Но ему не удалось сразить маму. Для непосвященного она была воплощением радушия, но я не один год наблюдала за ней в светском обществе и могла уловить холодок.
– Извините, но я должна проследить за тем, чтобы принесли свежие хачапури. Похоже, кое-кто уже все съел.
– Хачапури? – заинтересованно переспросил Пол. – Обожаю хачапури.
– Боюсь, это для гостей, которые платят, – отрезала мама. – Но похоже, сегодня таких будет немного.

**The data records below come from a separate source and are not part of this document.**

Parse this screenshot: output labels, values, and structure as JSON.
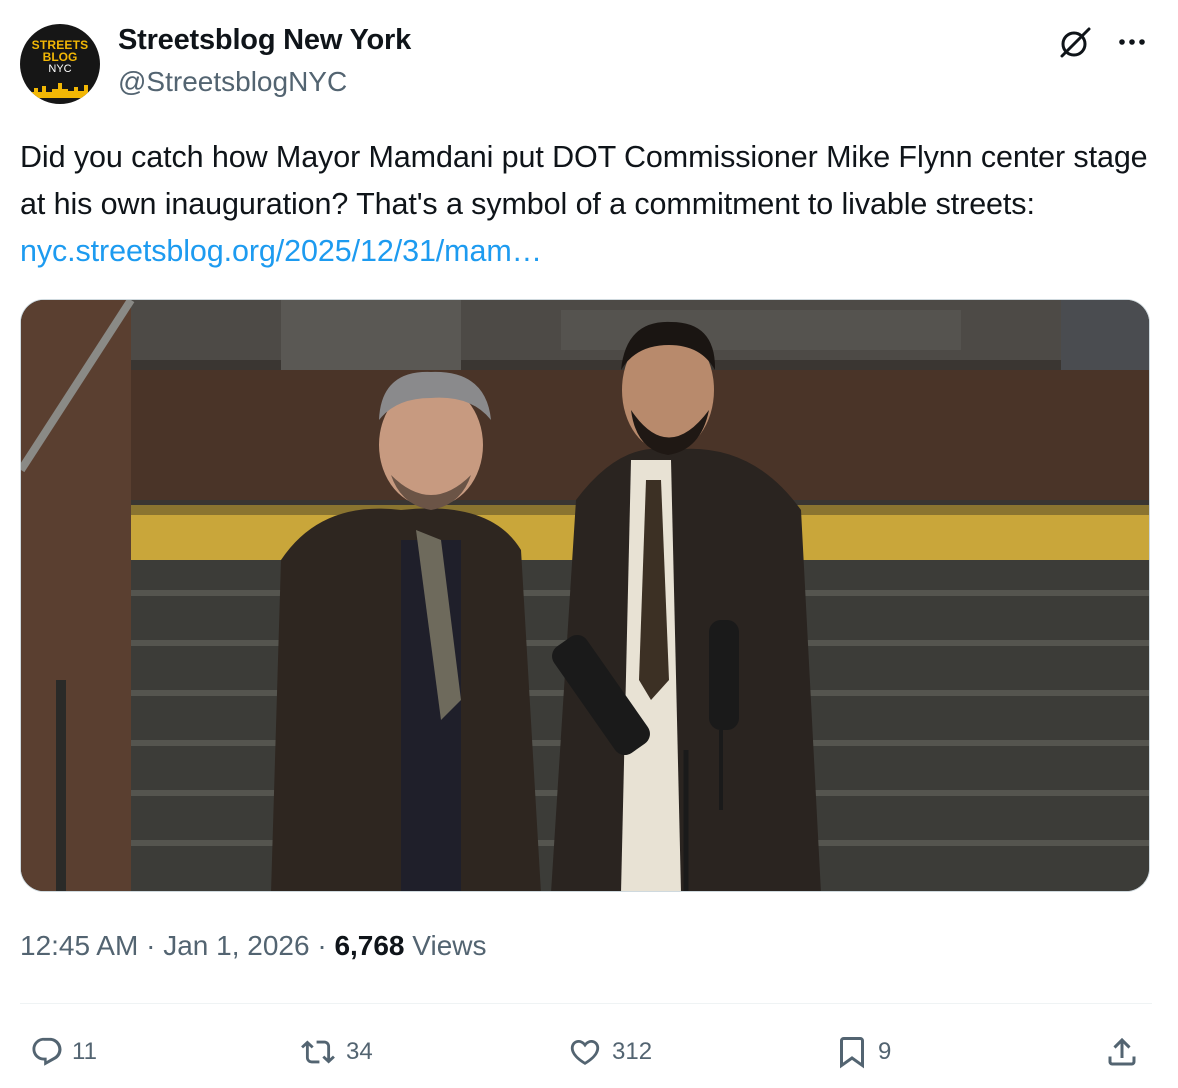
{
  "account": {
    "display_name": "Streetsblog New York",
    "handle": "@StreetsblogNYC",
    "avatar_lines": [
      "STREETS",
      "BLOG",
      "NYC"
    ]
  },
  "tweet": {
    "text": "Did you catch how Mayor Mamdani put DOT Commissioner Mike Flynn center stage at his own inauguration? That's a symbol of a commitment to livable streets: ",
    "link": "nyc.streetsblog.org/2025/12/31/mam…",
    "time": "12:45 AM",
    "date": "Jan 1, 2026",
    "views_count": "6,768",
    "views_label": "Views"
  },
  "actions": {
    "replies": "11",
    "reposts": "34",
    "likes": "312",
    "bookmarks": "9"
  },
  "icons": {
    "header": [
      "grok-icon",
      "more-icon"
    ],
    "actions": [
      "reply-icon",
      "repost-icon",
      "like-icon",
      "bookmark-icon",
      "share-icon"
    ]
  },
  "colors": {
    "link": "#1d9bf0",
    "secondary_text": "#536471",
    "avatar_accent": "#f2b705"
  }
}
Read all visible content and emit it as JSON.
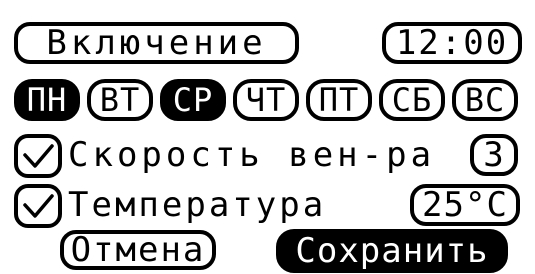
{
  "header": {
    "title": "Включение",
    "time": "12:00"
  },
  "days": [
    {
      "label": "ПН",
      "selected": true
    },
    {
      "label": "ВТ",
      "selected": false
    },
    {
      "label": "СР",
      "selected": true
    },
    {
      "label": "ЧТ",
      "selected": false
    },
    {
      "label": "ПТ",
      "selected": false
    },
    {
      "label": "СБ",
      "selected": false
    },
    {
      "label": "ВС",
      "selected": false
    }
  ],
  "options": {
    "fan_speed": {
      "label": "Скорость вен-ра",
      "value": "3",
      "checked": true
    },
    "temperature": {
      "label": "Температура",
      "value": "25°C",
      "checked": true
    }
  },
  "actions": {
    "cancel_label": "Отмена",
    "save_label": "Сохранить"
  },
  "colors": {
    "foreground": "#000000",
    "background": "#ffffff"
  },
  "icons": {
    "checkbox_mark": "checkmark-icon"
  }
}
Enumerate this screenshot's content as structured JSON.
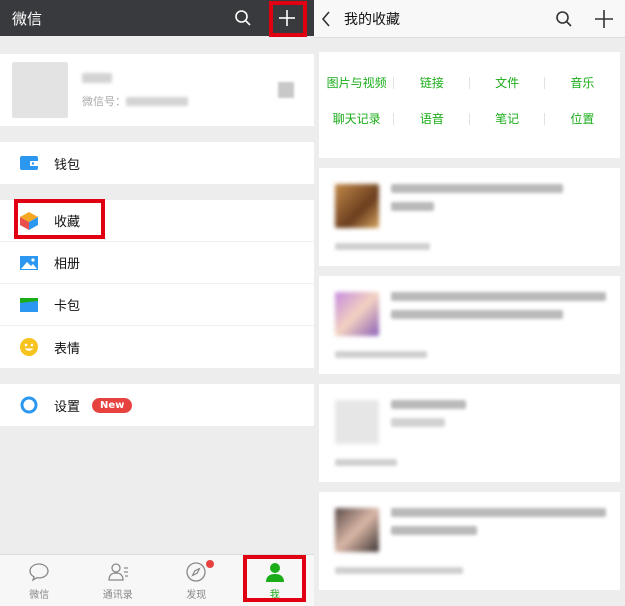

Пол слегка поклонился маме. С ней он держался очень почтительно.
– Леди, прошу меня извинить, я должен идти.
Пол улыбнулся мне и ушел тем же путем, что и пришел.
«Так скоро?» – мысленно простонала я, а вслух добавила:
– Отличная работа, мама, спровадила нашего единственного гостя.
– Эти французы бывают такими чувствительными.
– Ты не можешь рассчитывать на то, что здесь кто-то задержится. Ньюйоркцы скорее умрут, чем станут есть творог. И знаешь, для привлечения публики неплохо было бы предложить гостям алкоголь.
– В следующий раз будем продавать венские сосиски с фасолью. Если бы ты была устроителем, все закончилось бы пикником с бутылью кукурузного виски на столе.
Я переключилась на оформление зала и стала помогать ворчливой Бетти развешивать над дверями гирлянды из хвойных веток. За этим занятием я мысленно составляла длинный список дел, которые не успевала сделать. Отчеты для Рожера. Мои посылки.
И почему мама такая упрямая? Пора бы уже адаптироваться к двадцатому веку.
Я почувствовала на себе чей-то взгляд, обернулась, и да – мне подмигнул самый старый балалаечник в оркестре.
Спустя час даже мама признала поражение. Нашими единственными потенциальными клиентами были гости «Плазы» – парочка из Чикаго по ошибке забрела в зал и тут же выскочила, как будто мы являли собой колонию нудистов.